Il y a une autre chose dont je souhaitais parler sur ce forum, depuis longtemps: c'est de ces gens qui confondent-sans se rendre compte, le plus souvent, de ce que ça a de blessant-les personnes que nous avons connues et aimées, et qui ne sont plus de ce monde, et les autres, qui sont toujours en vie, mais dont nous sommes séparés pour d'autres raisons. Ceux qui raisonnent ainsi se disent que ce sont, dans les deux cas, des "peines de coeur" dont on se remet tôt ou tard, que c'est pareil puisque, nous souffrons d'être séparés d'un conjoint, d'un amour, quelles qu'en soient les causes...

rien n'est plus faux. Bien sûr, une séparation est, le plus souvent, très douloureuse, mais le véritable deuil est différent.
Il y a effectivement un processus commun dans les deux cas, et, dans le cas d'une rupture, la douleur peut être très intense, accompagnée d'ailleurs d'un sentiment de vide, de manque; on peux même se dire qu'on n'aimera plus jamais, ou en tout cas plus autant. Il y a donc des similitudes, mais les personnes ayant connu les deux savent bien que le traumatisme dû à la mort d'un grand amour laisse bien davantage d'echos en nous qu'une séparation "autre". Oui, on "fait le deuil" d'un amour-ou d'un ami-perdu dans les deux cas, mais la comparaison s'arrête là.
Pour ma part-et je sais que je ne suis pas la seule-ce genre de réflexions m'a toujours blessée.
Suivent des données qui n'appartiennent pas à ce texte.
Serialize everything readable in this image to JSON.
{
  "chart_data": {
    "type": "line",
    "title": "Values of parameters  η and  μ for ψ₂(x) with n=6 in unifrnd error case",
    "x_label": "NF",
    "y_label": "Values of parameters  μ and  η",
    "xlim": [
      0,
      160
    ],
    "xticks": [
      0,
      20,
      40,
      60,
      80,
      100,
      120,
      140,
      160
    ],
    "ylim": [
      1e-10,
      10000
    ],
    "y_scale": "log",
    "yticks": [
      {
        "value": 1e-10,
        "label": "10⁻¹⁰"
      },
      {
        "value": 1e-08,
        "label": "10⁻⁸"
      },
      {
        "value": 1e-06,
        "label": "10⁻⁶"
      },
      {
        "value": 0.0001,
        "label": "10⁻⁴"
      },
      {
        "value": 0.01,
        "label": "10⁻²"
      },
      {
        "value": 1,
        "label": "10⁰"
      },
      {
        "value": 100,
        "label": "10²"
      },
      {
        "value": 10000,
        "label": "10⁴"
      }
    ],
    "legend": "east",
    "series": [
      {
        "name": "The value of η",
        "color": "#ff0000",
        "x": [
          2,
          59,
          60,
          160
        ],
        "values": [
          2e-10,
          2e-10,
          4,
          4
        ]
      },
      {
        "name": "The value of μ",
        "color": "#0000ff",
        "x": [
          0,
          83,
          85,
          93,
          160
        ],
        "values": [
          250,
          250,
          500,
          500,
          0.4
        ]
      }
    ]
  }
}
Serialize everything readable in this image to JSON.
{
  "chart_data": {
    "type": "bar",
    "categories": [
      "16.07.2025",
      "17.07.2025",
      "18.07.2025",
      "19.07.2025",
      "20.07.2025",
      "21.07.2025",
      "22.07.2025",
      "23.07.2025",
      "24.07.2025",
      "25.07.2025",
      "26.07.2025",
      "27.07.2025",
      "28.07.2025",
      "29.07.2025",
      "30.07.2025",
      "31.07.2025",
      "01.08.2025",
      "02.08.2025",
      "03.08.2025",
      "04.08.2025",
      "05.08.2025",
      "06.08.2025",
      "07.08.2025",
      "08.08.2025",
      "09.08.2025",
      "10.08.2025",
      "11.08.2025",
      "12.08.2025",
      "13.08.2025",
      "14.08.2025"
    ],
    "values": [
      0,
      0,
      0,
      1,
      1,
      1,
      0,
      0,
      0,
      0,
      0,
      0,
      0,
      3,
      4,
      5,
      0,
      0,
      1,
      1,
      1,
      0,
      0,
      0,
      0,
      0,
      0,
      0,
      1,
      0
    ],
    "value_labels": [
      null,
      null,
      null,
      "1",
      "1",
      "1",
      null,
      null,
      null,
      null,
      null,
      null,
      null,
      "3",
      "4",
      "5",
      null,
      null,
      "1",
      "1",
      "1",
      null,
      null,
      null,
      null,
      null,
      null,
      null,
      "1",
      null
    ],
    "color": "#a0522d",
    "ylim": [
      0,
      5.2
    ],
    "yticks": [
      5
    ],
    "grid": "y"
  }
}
Je me souviens (et ce n'est qu'un exemple parmi d'autres, ils se ressemblent tous

) que peu de temps après avoir emmènagé avec Jean-Philippe, j'ai entendu une connaissance à moi èvoquer des hommes que j'avais prècèdement aimés, citant des noms-dont celui de Pierre-et en parlant comme "des ex"

ce qui m'a offensée est d'entendre le prénom de Pierre parmi les autres, comme s'il n'y avait aucune différence. Non, il ne fait, et ne fera jamais partie de mes ex, pas plus que Jean-Philippe d'ailleurs, maintenant que lui non plus n'est plus là. Pourtant, je l'entend encore quelquefois: ton, tes ex...je rectifie toujours, même si je doute que mes interlocuteurs comprennent.
Il y a des mots, des phrases que l'on accepte vis-à-vis d'ex-amoureux, mais pas concernant ceux qui sont décédés."Oublier" (je mets ce mot entre guillemets, parce-qu'en vérité nous n'oublions jamais rien; dans le cas de personnes toujours de ce monde, ça signifie plutôt y penser rarement, ou d'une manière détachée), tourner la page, passer à autre chose, etc...ces deux dernières expressions peuvent s'appliquer durant un vrai deuil, mais elles n'impliquent pas la même chose, c'est-à-dire ce vrai détachement vis-à-vis de ceux qui sont toujours vivants, mais que nous n'aimons plus d'amour. En revanche, quand il s'agit d'un deuil, je peux témoigner qu'il n'y a pas cette notion de détachement, de sentiment amoureux éteint. On dit, quand quelqu'un connait ce qu'on appelle un chagrin d'amour (autre terme que je n'emploirais pas pour un deuil), qu'après "ça fait de jolis souvenirs"...c'est exact, mais pas quand il est question de la mort physique d'un amour

ce genre de paroles seraient bien trop lègéres quand on a vécu ce traumatisme.
Non, ce n'est pas en ces termes, et je pense que toute personne ayant vécu un tel deuil verra ce que je veux dire

pour ma part, je garde les plus beaux souvenirs de mes compagnons décèdés, j'honore leur mémoire de plusieurs manières, et, loin de me sentir détachée (comme je le suis vis-à-vis d'autres hommes que j'ai aimés), je ressens toujours cet amour dans mon coeur, ce lien si particulier aussi

les autres ont aussi fait partie de mon chemin de vie, chacun y a eu une place spécifique, mais comme c'est la vie, et non la mort, qui nous a séparés, l'expèrience-et ce qu'il en reste-sont sans commune mesure. Difficile à expliquer à ceux qui mettent les deux sur le même pied d'égalité. Ca fait partie des petites phrases dont on se passerait bien

heureusement qu'il y a quant même des personnes, plus subtiles que d'autres, qui comprennent...il faut juste savoir à qui on s'adresse.